The four-horned antelope was once common throughout deciduous forests in India, but the population has declined over time. In 2001, it was estimated to comprise about 10,000 mature individuals, with a decreasing trend. Numbers in Gir National Park were estimated at 256 individuals in 1974; later estimates at waterholes in the same locations put them slightly over 1,000 individuals, and a population density of above 0.7 individuals per 1 km2 was considered to be healthy.

==Threats and conservation==
The four-horned antelope is classified as vulnerable on the IUCN Red List. It is threatened by the loss of its natural habitat due to agricultural expansion. Its four-horned skull and the horns have been targeted by trophy hunters.

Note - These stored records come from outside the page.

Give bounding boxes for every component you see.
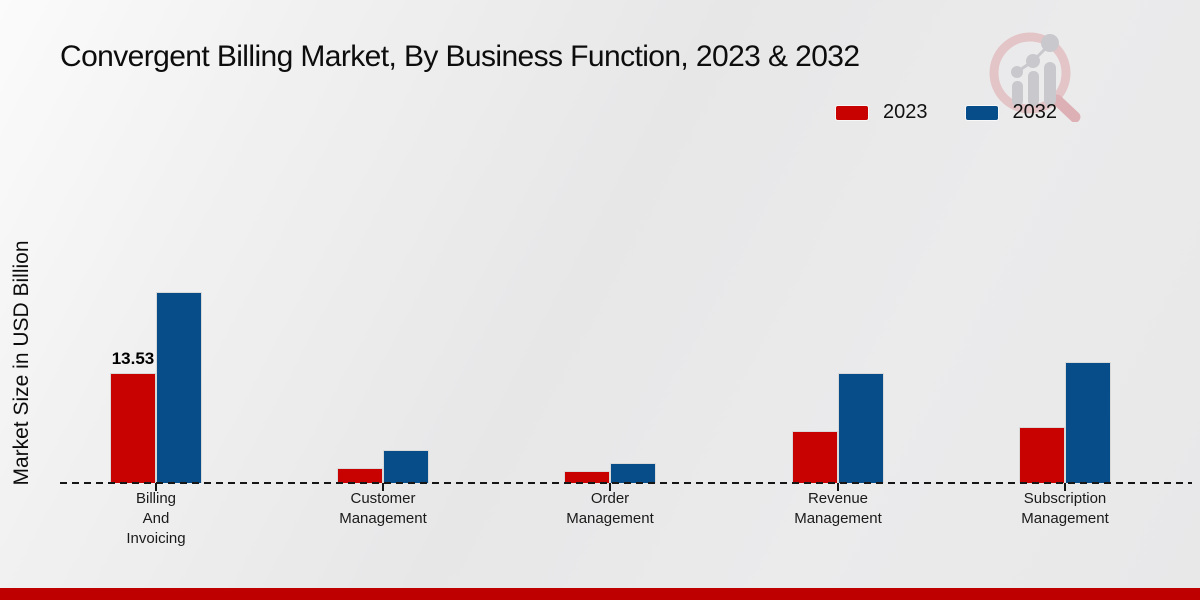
bar-2023-customer-management — [337, 468, 383, 483]
bar-2023-order-management — [564, 471, 610, 483]
category-label-order-management: Order Management — [520, 489, 700, 529]
category-label-line: Management — [794, 510, 882, 527]
category-label-subscription-management: Subscription Management — [975, 489, 1155, 529]
category-label-line: Billing — [135, 490, 177, 507]
x-axis-tick-customer-management — [382, 483, 384, 491]
bar-2032-customer-management — [383, 450, 429, 483]
legend-swatch-2023 — [836, 105, 868, 120]
category-label-line: Management — [339, 510, 427, 527]
category-label-line: Order — [590, 490, 630, 507]
category-label-line: Subscription — [1023, 490, 1107, 507]
x-axis-tick-subscription-management — [1064, 483, 1066, 491]
category-label-line: And — [142, 510, 170, 527]
legend-item-2023: 2023 — [836, 101, 928, 124]
category-label-revenue-management: Revenue Management — [748, 489, 928, 529]
bar-2023-subscription-management — [1019, 427, 1065, 483]
category-label-line: Customer — [350, 490, 416, 507]
bar-value-label: 13.53 — [111, 349, 155, 368]
x-axis-tick-billing-and-invoicing — [155, 483, 157, 491]
bar-2023-billing-and-invoicing — [110, 373, 156, 483]
category-label-billing-and-invoicing: Billing And Invoicing — [66, 489, 246, 549]
chart-title: Convergent Billing Market, By Business F… — [60, 40, 860, 73]
bottom-red-strip — [0, 588, 1200, 600]
bar-2032-revenue-management — [838, 373, 884, 483]
category-label-line: Management — [1021, 510, 1109, 527]
category-label-line: Management — [566, 510, 654, 527]
legend-label-2023: 2023 — [883, 101, 928, 123]
legend-swatch-2032 — [965, 105, 998, 120]
x-axis-tick-order-management — [609, 483, 611, 491]
legend: 2023 2032 — [836, 101, 1057, 124]
bar-2023-revenue-management — [792, 431, 838, 483]
legend-item-2032: 2032 — [965, 101, 1058, 124]
category-label-customer-management: Customer Management — [293, 489, 473, 529]
bar-2032-billing-and-invoicing — [156, 292, 202, 483]
magnifier-bar-chart-logo-icon — [989, 32, 1081, 122]
bar-2032-subscription-management — [1065, 362, 1111, 483]
category-label-line: Revenue — [807, 490, 869, 507]
x-axis-line — [60, 482, 1192, 484]
bar-2032-order-management — [610, 463, 656, 483]
legend-label-2032: 2032 — [1012, 101, 1058, 123]
x-axis-tick-revenue-management — [837, 483, 839, 491]
category-label-line: Invoicing — [126, 530, 186, 547]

The four-horned antelope is protected under Schedule I of the Indian Wildlife Protection Act of 1972; the population in Nepal is listed in CITES Appendix III.
Major protected areas in India where four-horned antelopes occur include:
- Gir National Park in Gujarat;
- Sariska Tiger Reserve in Rajasthan;
- Bandhavgarh National Park, Bori Wildlife Sanctuary, Kanha National Park, Pachmarhi Biosphere Reserve, Panna Tiger Reserve, Pench Tiger Reserve, Sanjay National Park, Satpura National Park in Madhya Pradesh;
- Tadoba Andhari Reserve in Maharashtra;
- Kumbhalgarh Wildlife Sanctuary, Ranthambore National Park, Rangayyanadurga Four–horned antelope Wildlife Sanctuary in Karnataka.